I would offer a very well made video by IMBeggar about the problem of evil, which may be adjacent to the topic you depict here. I hope it helps in some way.
https://youtu.be/XBIXPr6AH4A
The "things happen for a reason" idea is not a comforting one for me yet I do get why it is for some folks. I have come to believe that the true purpose of god if she exists and of the various core lessons captured by most religions is to give us what we need to adapt and cope with what happens: Grace. Love. Support of others. Hope.
I had an on-again-off-again relationship with my Catholic religion for years. I embraced the core message "love thy neighbor" and took great comfort at times from the community. We all need community of some kind and one that offers rituals and support as we face personal and societal crises can be important. It is also powerful and that's where most of the religious communities seem to go bad. No religious community seems to embrace everyone as they are or wants to confer equal grace and position to all.

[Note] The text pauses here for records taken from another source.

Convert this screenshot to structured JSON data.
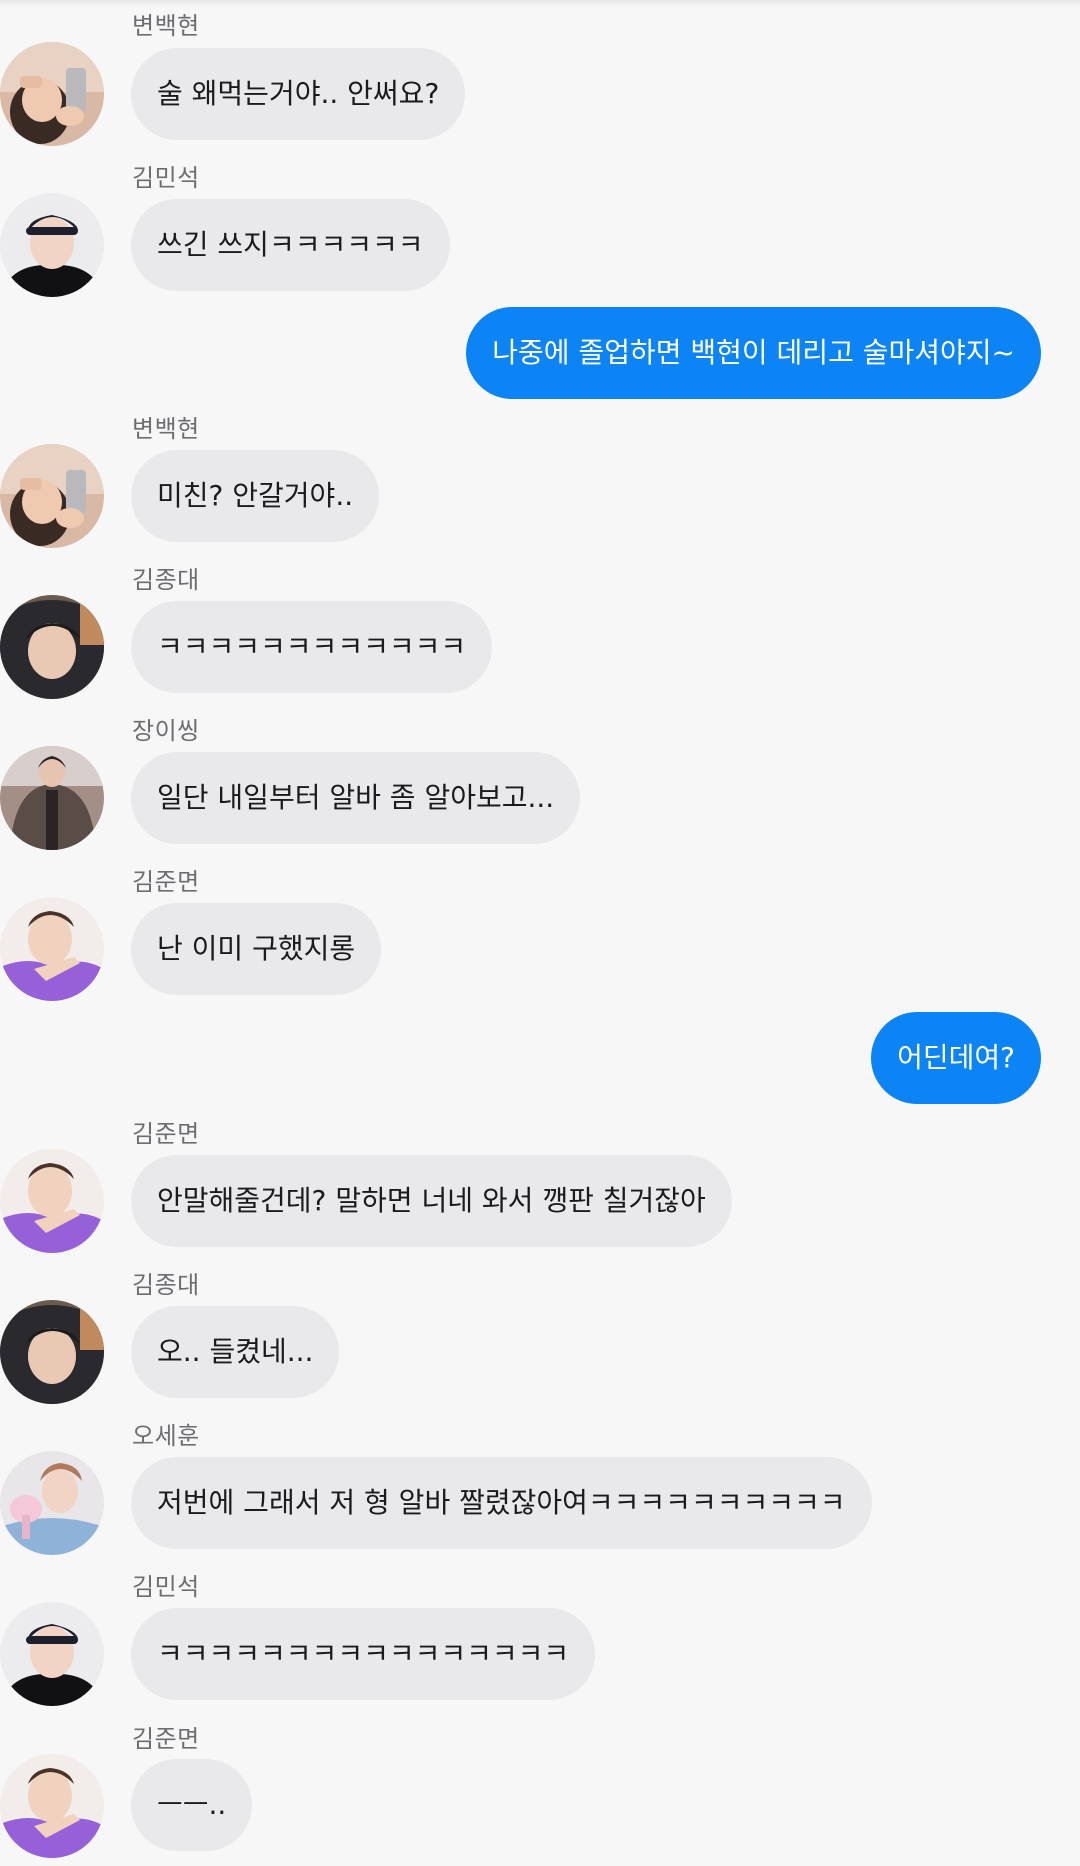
{
  "messages": [
    {
      "sender": "변백현",
      "text": "술 왜먹는거야.. 안써요?"
    },
    {
      "sender": "김민석",
      "text": "쓰긴 쓰지ㅋㅋㅋㅋㅋㅋ"
    },
    {
      "sender": "",
      "text": "나중에 졸업하면 백현이 데리고 술마셔야지~"
    },
    {
      "sender": "변백현",
      "text": "미친? 안갈거야.."
    },
    {
      "sender": "김종대",
      "text": "ㅋㅋㅋㅋㅋㅋㅋㅋㅋㅋㅋㅋ"
    },
    {
      "sender": "장이씽",
      "text": "일단 내일부터 알바 좀 알아보고..."
    },
    {
      "sender": "김준면",
      "text": "난 이미 구했지롱"
    },
    {
      "sender": "",
      "text": "어딘데여?"
    },
    {
      "sender": "김준면",
      "text": "안말해줄건데? 말하면 너네 와서 깽판 칠거잖아"
    },
    {
      "sender": "김종대",
      "text": "오.. 들켰네..."
    },
    {
      "sender": "오세훈",
      "text": "저번에 그래서 저 형 알바 짤렸잖아여ㅋㅋㅋㅋㅋㅋㅋㅋㅋㅋ"
    },
    {
      "sender": "김민석",
      "text": "ㅋㅋㅋㅋㅋㅋㅋㅋㅋㅋㅋㅋㅋㅋㅋㅋ"
    },
    {
      "sender": "김준면",
      "text": "ㅡㅡ.."
    }
  ],
  "colors": {
    "background": "#f7f7f8",
    "incoming_bubble": "#e9e9eb",
    "outgoing_bubble": "#0d84f5",
    "sender_name": "#6d6d72"
  }
}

We humans are such limited creatures; in our hands, god and all things mysterious or difficult -- like love or acceptance -- are mangled and transformed.
Yet I still reach for that idea that there is a greater power that helps us through tough times. The help may come in the form of another human, an animal, or simply a feeling/understanding that arrives when we most need it. This may not be god as he/she/they are interpreted by our organized religions but there is something sacred about it nonetheless.